O papel de cavaco - por Pedro Adão e Silva -
O papel de Cavaco
Nas últimas semanas, o Presidente tem estado a desempenhar o seu papel, não tanto o que lhe está consagrado constitucionalmente, mas aquele que definiu para si próprio na encenação em curso. A carta entregue na segunda-feira ao secretário-geral do PS (e não, note-se, a António Costa) tem um conjunto de questões razoáveis, mas também de resposta fácil e uma surpreendente.
O que espanta não é tanto que Cavaco Silva (e não, note-se, o Presidente da República) tenha "dúvidas quanto à estabilidade e à durabilidade de um governo minoritário do Partido Socialista, no horizonte temporal da legislatura" ou que procure garantias quanto ao cumprimento do Orçamento 2016; o que é inusitado é que tenha indigitado Pedro Passos Coelho (e não, note-se, o Presidente do PSD) sem colocar o mesmo tipo de condicionantes. Tanto mais que não se percebe de que forma a solução minoritária PSD/CDS iria garantir a estabilidade ao longo da legislatura - o que, naturalmente, não poderia deixar de contribuir para enervar os sacrossantos mercados.
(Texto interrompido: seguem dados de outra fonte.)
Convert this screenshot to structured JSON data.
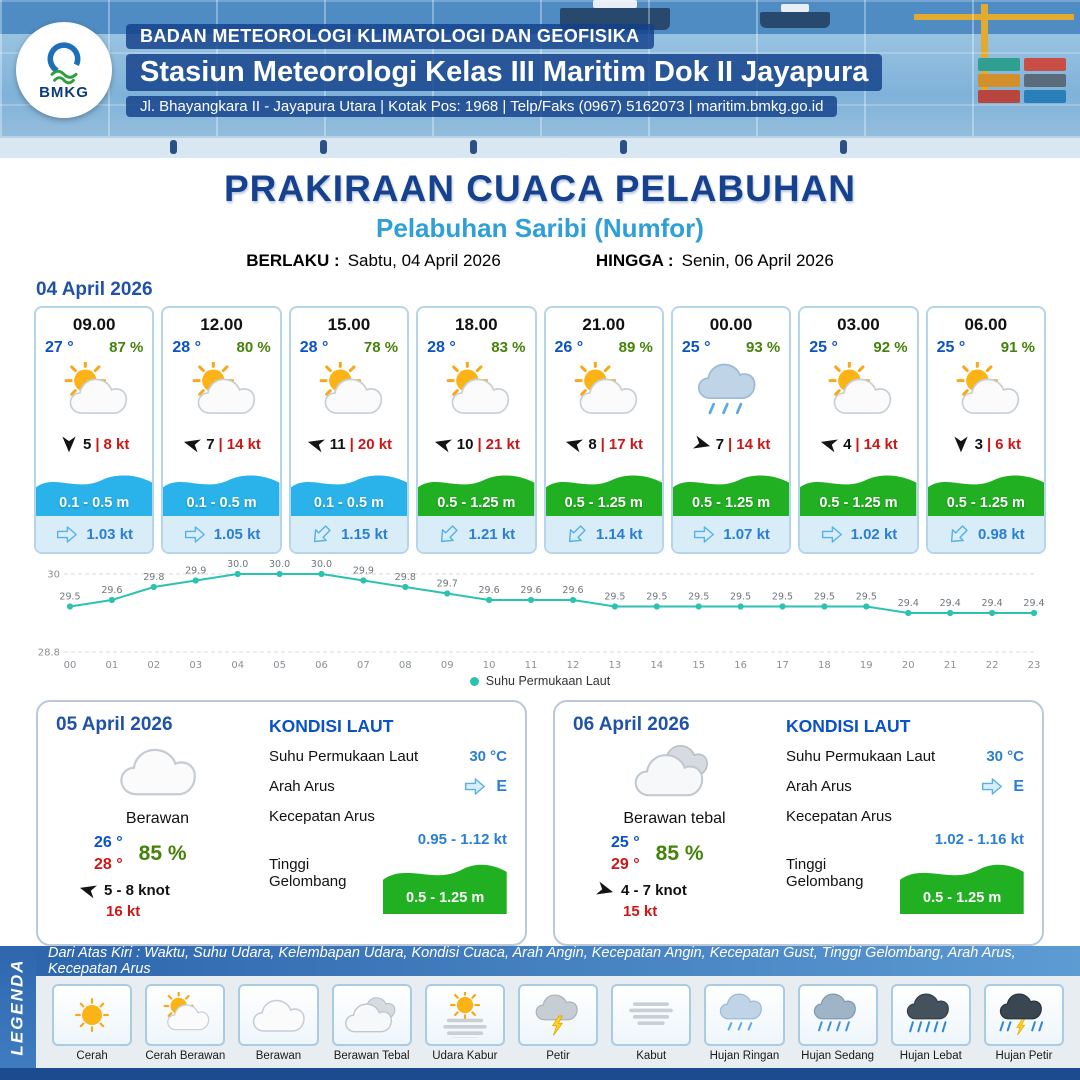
{
  "header": {
    "agency": "BADAN METEOROLOGI KLIMATOLOGI DAN GEOFISIKA",
    "station": "Stasiun Meteorologi Kelas III Maritim Dok II Jayapura",
    "address": "Jl. Bhayangkara II - Jayapura Utara | Kotak Pos: 1968 | Telp/Faks (0967) 5162073 | maritim.bmkg.go.id",
    "logo_text": "BMKG"
  },
  "title": {
    "main": "PRAKIRAAN CUACA PELABUHAN",
    "subtitle": "Pelabuhan Saribi (Numfor)",
    "valid_from_label": "BERLAKU :",
    "valid_from": "Sabtu, 04 April 2026",
    "valid_to_label": "HINGGA :",
    "valid_to": "Senin, 06 April 2026"
  },
  "misc": {
    "sep": "|"
  },
  "forecast": {
    "date": "04 April 2026",
    "cards": [
      {
        "time": "09.00",
        "temp": "27 °",
        "humidity": "87 %",
        "icon": "cerah-berawan",
        "wind_deg": 90,
        "wind_speed": "5",
        "gust": "8 kt",
        "wave": "0.1 - 0.5 m",
        "wave_color": "#29B3EA",
        "current_deg": 0,
        "current": "1.03 kt"
      },
      {
        "time": "12.00",
        "temp": "28 °",
        "humidity": "80 %",
        "icon": "cerah-berawan",
        "wind_deg": 195,
        "wind_speed": "7",
        "gust": "14 kt",
        "wave": "0.1 - 0.5 m",
        "wave_color": "#29B3EA",
        "current_deg": 0,
        "current": "1.05 kt"
      },
      {
        "time": "15.00",
        "temp": "28 °",
        "humidity": "78 %",
        "icon": "cerah-berawan",
        "wind_deg": 195,
        "wind_speed": "11",
        "gust": "20 kt",
        "wave": "0.1 - 0.5 m",
        "wave_color": "#29B3EA",
        "current_deg": 135,
        "current": "1.15 kt"
      },
      {
        "time": "18.00",
        "temp": "28 °",
        "humidity": "83 %",
        "icon": "cerah-berawan",
        "wind_deg": 195,
        "wind_speed": "10",
        "gust": "21 kt",
        "wave": "0.5 - 1.25 m",
        "wave_color": "#21B021",
        "current_deg": 135,
        "current": "1.21 kt"
      },
      {
        "time": "21.00",
        "temp": "26 °",
        "humidity": "89 %",
        "icon": "cerah-berawan",
        "wind_deg": 195,
        "wind_speed": "8",
        "gust": "17 kt",
        "wave": "0.5 - 1.25 m",
        "wave_color": "#21B021",
        "current_deg": 135,
        "current": "1.14 kt"
      },
      {
        "time": "00.00",
        "temp": "25 °",
        "humidity": "93 %",
        "icon": "hujan-ringan",
        "wind_deg": 15,
        "wind_speed": "7",
        "gust": "14 kt",
        "wave": "0.5 - 1.25 m",
        "wave_color": "#21B021",
        "current_deg": 0,
        "current": "1.07 kt"
      },
      {
        "time": "03.00",
        "temp": "25 °",
        "humidity": "92 %",
        "icon": "cerah-berawan",
        "wind_deg": 195,
        "wind_speed": "4",
        "gust": "14 kt",
        "wave": "0.5 - 1.25 m",
        "wave_color": "#21B021",
        "current_deg": 0,
        "current": "1.02 kt"
      },
      {
        "time": "06.00",
        "temp": "25 °",
        "humidity": "91 %",
        "icon": "cerah-berawan",
        "wind_deg": 90,
        "wind_speed": "3",
        "gust": "6 kt",
        "wave": "0.5 - 1.25 m",
        "wave_color": "#21B021",
        "current_deg": 135,
        "current": "0.98 kt"
      }
    ]
  },
  "chart_data": {
    "type": "line",
    "series_name": "Suhu Permukaan Laut",
    "x": [
      "00",
      "01",
      "02",
      "03",
      "04",
      "05",
      "06",
      "07",
      "08",
      "09",
      "10",
      "11",
      "12",
      "13",
      "14",
      "15",
      "16",
      "17",
      "18",
      "19",
      "20",
      "21",
      "22",
      "23"
    ],
    "values": [
      29.5,
      29.6,
      29.8,
      29.9,
      30.0,
      30.0,
      30.0,
      29.9,
      29.8,
      29.7,
      29.6,
      29.6,
      29.6,
      29.5,
      29.5,
      29.5,
      29.5,
      29.5,
      29.5,
      29.5,
      29.4,
      29.4,
      29.4,
      29.4
    ],
    "ylim": [
      28.8,
      30.0
    ],
    "yticks": [
      30,
      28.8
    ],
    "line_color": "#2CC2B0",
    "grid": true,
    "legend_position": "bottom"
  },
  "day_cards": [
    {
      "date": "05 April 2026",
      "icon": "berawan",
      "condition": "Berawan",
      "temp_min": "26 °",
      "temp_max": "28 °",
      "humidity": "85 %",
      "wind_deg": 195,
      "wind_range": "5 - 8 knot",
      "gust": "16 kt",
      "sea": {
        "title": "KONDISI LAUT",
        "sst_label": "Suhu Permukaan Laut",
        "sst": "30 °C",
        "current_dir_label": "Arah Arus",
        "current_dir": "E",
        "current_deg": 0,
        "current_speed_label": "Kecepatan Arus",
        "current_speed": "0.95 - 1.12 kt",
        "wave_label": "Tinggi Gelombang",
        "wave": "0.5 - 1.25 m",
        "wave_color": "#21B021"
      }
    },
    {
      "date": "06 April 2026",
      "icon": "berawan-tebal",
      "condition": "Berawan tebal",
      "temp_min": "25 °",
      "temp_max": "29 °",
      "humidity": "85 %",
      "wind_deg": 15,
      "wind_range": "4 - 7 knot",
      "gust": "15 kt",
      "sea": {
        "title": "KONDISI LAUT",
        "sst_label": "Suhu Permukaan Laut",
        "sst": "30 °C",
        "current_dir_label": "Arah Arus",
        "current_dir": "E",
        "current_deg": 0,
        "current_speed_label": "Kecepatan Arus",
        "current_speed": "1.02 - 1.16 kt",
        "wave_label": "Tinggi Gelombang",
        "wave": "0.5 - 1.25 m",
        "wave_color": "#21B021"
      }
    }
  ],
  "legend": {
    "strip": "Dari Atas Kiri : Waktu, Suhu Udara, Kelembapan Udara, Kondisi Cuaca, Arah Angin, Kecepatan Angin, Kecepatan Gust, Tinggi Gelombang, Arah Arus, Kecepatan Arus",
    "side_label": "LEGENDA",
    "items": [
      {
        "label": "Cerah",
        "icon": "cerah"
      },
      {
        "label": "Cerah Berawan",
        "icon": "cerah-berawan"
      },
      {
        "label": "Berawan",
        "icon": "berawan"
      },
      {
        "label": "Berawan Tebal",
        "icon": "berawan-tebal"
      },
      {
        "label": "Udara Kabur",
        "icon": "udara-kabur"
      },
      {
        "label": "Petir",
        "icon": "petir"
      },
      {
        "label": "Kabut",
        "icon": "kabut"
      },
      {
        "label": "Hujan Ringan",
        "icon": "hujan-ringan"
      },
      {
        "label": "Hujan Sedang",
        "icon": "hujan-sedang"
      },
      {
        "label": "Hujan Lebat",
        "icon": "hujan-lebat"
      },
      {
        "label": "Hujan Petir",
        "icon": "hujan-petir"
      }
    ]
  },
  "colors": {
    "title_blue": "#16418e",
    "subtitle_blue": "#2e9fd9",
    "temp_blue": "#0a52c8",
    "humidity_green": "#45820a",
    "gust_red": "#cf1616",
    "wave_blue": "#29B3EA",
    "wave_green": "#21B021"
  }
}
A carta de Cavaco Silva serve, por isso, no médio prazo, para memória futura e, no curto, para fragilizar politicamente o próximo primeiro-ministro (que lindo contributo dá, portanto, o Presidente - ou será Cavaco Silva? - para acalmar os mercados e defender a imagem.
Onde a carta surpreende mesmo - como, aliás, registou com perspicácia Marcelo Rebelo de Sousa - é na preocupação revelada com a "estabilidade do sistema financeiro". Se bem me recordo, as últimas referências ao tema da parte de responsáveis institucionais foram para enfatizar que tudo era um mar de rosas no sistema financeiro, a saída limpa tinha sido um sucesso, a resolução do caso BES não teria custos para o contribuinte e, há um par de meses, o Estado até lucrava com o empréstimo ao fundo de resolução. Pelos vistos, fomos enganados e o próximo Governo vai ter de lidar com problemas nos bancos. "Estranha" e "insólita" esta preocupação de última hora. Será que a mesma foi transmitida, também, a Pedro Passos Coelho (e não, note-se, ao primeiro-ministro em gestão)?